View Full Version : Mare or Gelding
EzZip
11-06-2000, 09:05 PM
I have a question for you to think about if you were to pick any horse in the world would it be a mare or gelding?
I would get a gelding because they usually have a better temperment and are easier to show. Even though I have a mare right now my next horse will probaly be a gelding.
horse_1987
11-08-2000, 06:31 PM
I definitly agree, I would chose a gelding. I also have a mare but when she is in season, I wish for a gelding. I love horses, actually prefer horses with spunk, but mares don't really have "spunk" when they are in season, they are spoiled rotten snots who just don't listen. Missy (my mare) gets me really, really fustrated sometimes... http://PetoftheDay.com/talk/eek.gif
Aussies 'R' Us
11-10-2000, 01:18 PM
Unless you are planning on breeding your horse, I recommend that you get a gelding. But a horse is a horse of course! So it wouldn't matter to me. As long as I could ride it.
AdoreMyDogs
11-10-2000, 01:49 PM
I have never owned a horse, but I volunteer at this horse shelter (kinda like a humane society for horses) and I like the geldings MUCH better then the mares...although they are all special in their own way. When the mares go into season they are usually real crabby, hard to get a halter on, and, depending on the mare, dangerous. We have some blind horses at the barn and one, named Solo, has horrible seasons! She won't calm down, she turns circles around her stall and when we turn her out to pasture, she's so charged that she will drag you...we have to take a couple steps forward and then turn her in a circle, and continue this process until we get to her pasture. And she's completely blind! I have fallen in love with a few horses there at the barn, and they all have been geldings...real sweet, beautiful geldings. I can't cut all the mares short tho, I have seen some very charming, gentle mares and not all of them get so nasty when they are in season. I guess just like in the case with women, some get terrible PMS, while others have very little sour effects of PMS. It all depends on your level of patience, I like a nice, easy, calm horse with a great attitude. Some like a more spirited, fiesty horse.
carrie
11-10-2000, 02:14 PM
I am by no stretch of the imagination a horsewoman. In fact I can be happy and best friends with a horse until I get on it's back. The first ride out usually goes well and it's not until the second or third, at the furthest point from home, that all hell breaks loose! I have spent more money on lessons than I care to remember. I understand the psychology and behaviour principles and adore the animals. That said I can do anything with most horses until I try to ride them!

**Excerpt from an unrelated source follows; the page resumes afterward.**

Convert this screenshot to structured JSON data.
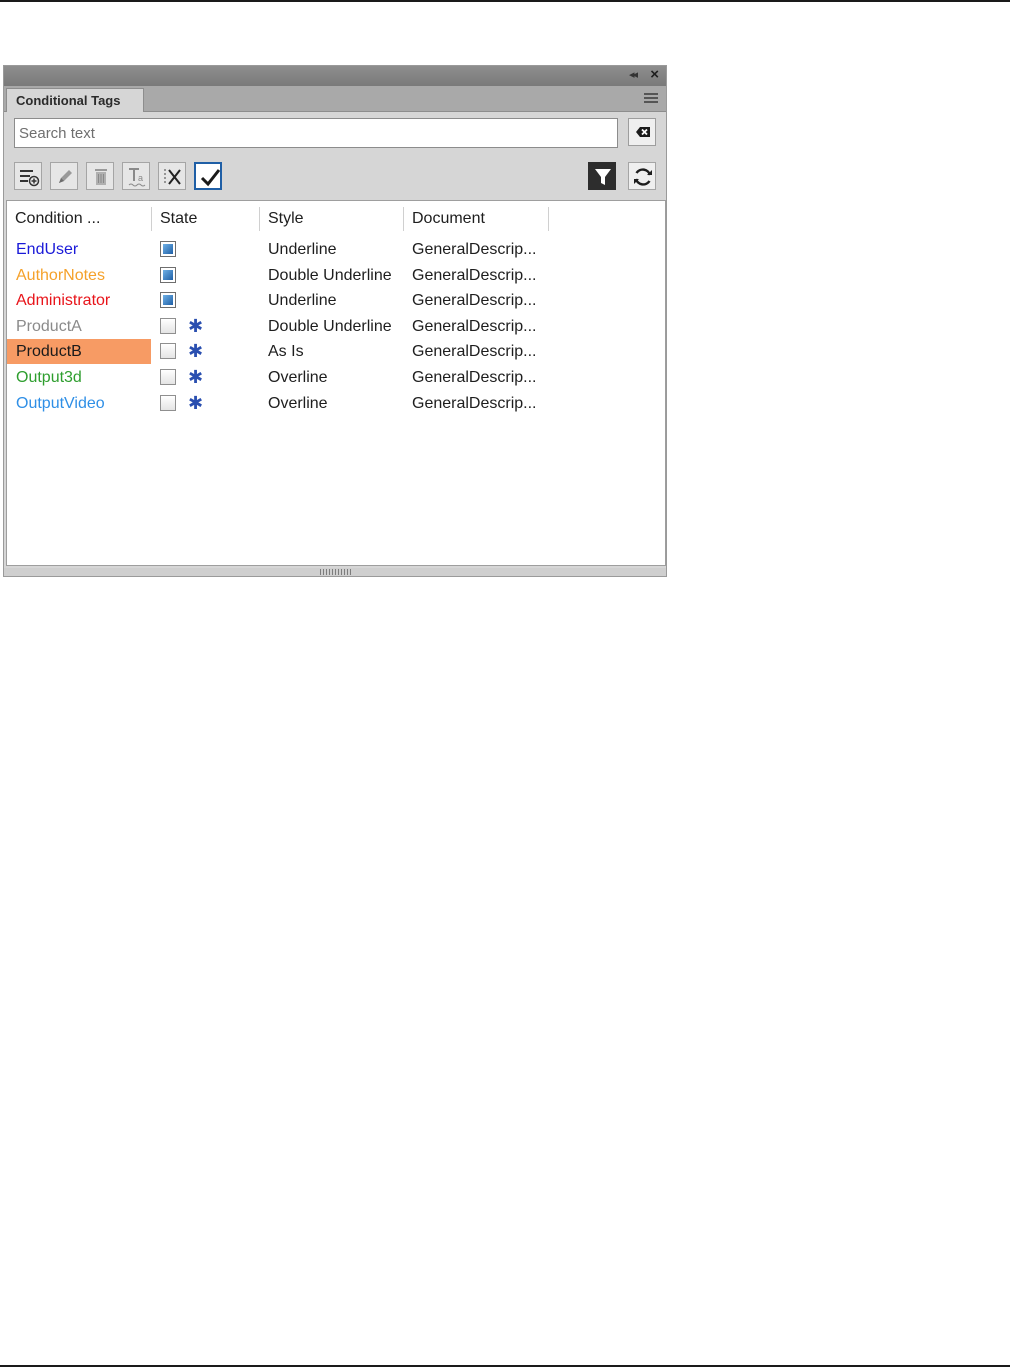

The awfulness of my riding skills have reached such a terrible pinnacle that I am under medical advice not to do it any more. Too many encounters with the ground at high speed and too many horses running over me, some having to turn around and come back for a second go at trampling me at full speed, have left me with some very iffy joints and a very sore and fragile back.
Taking into account that I don't ride any more my best friends, horse wise have, always been mares - although I was no better a rider with them!! I really envy you people who have that natural connection with them. I also promise never to subject a horse to my riding skills again.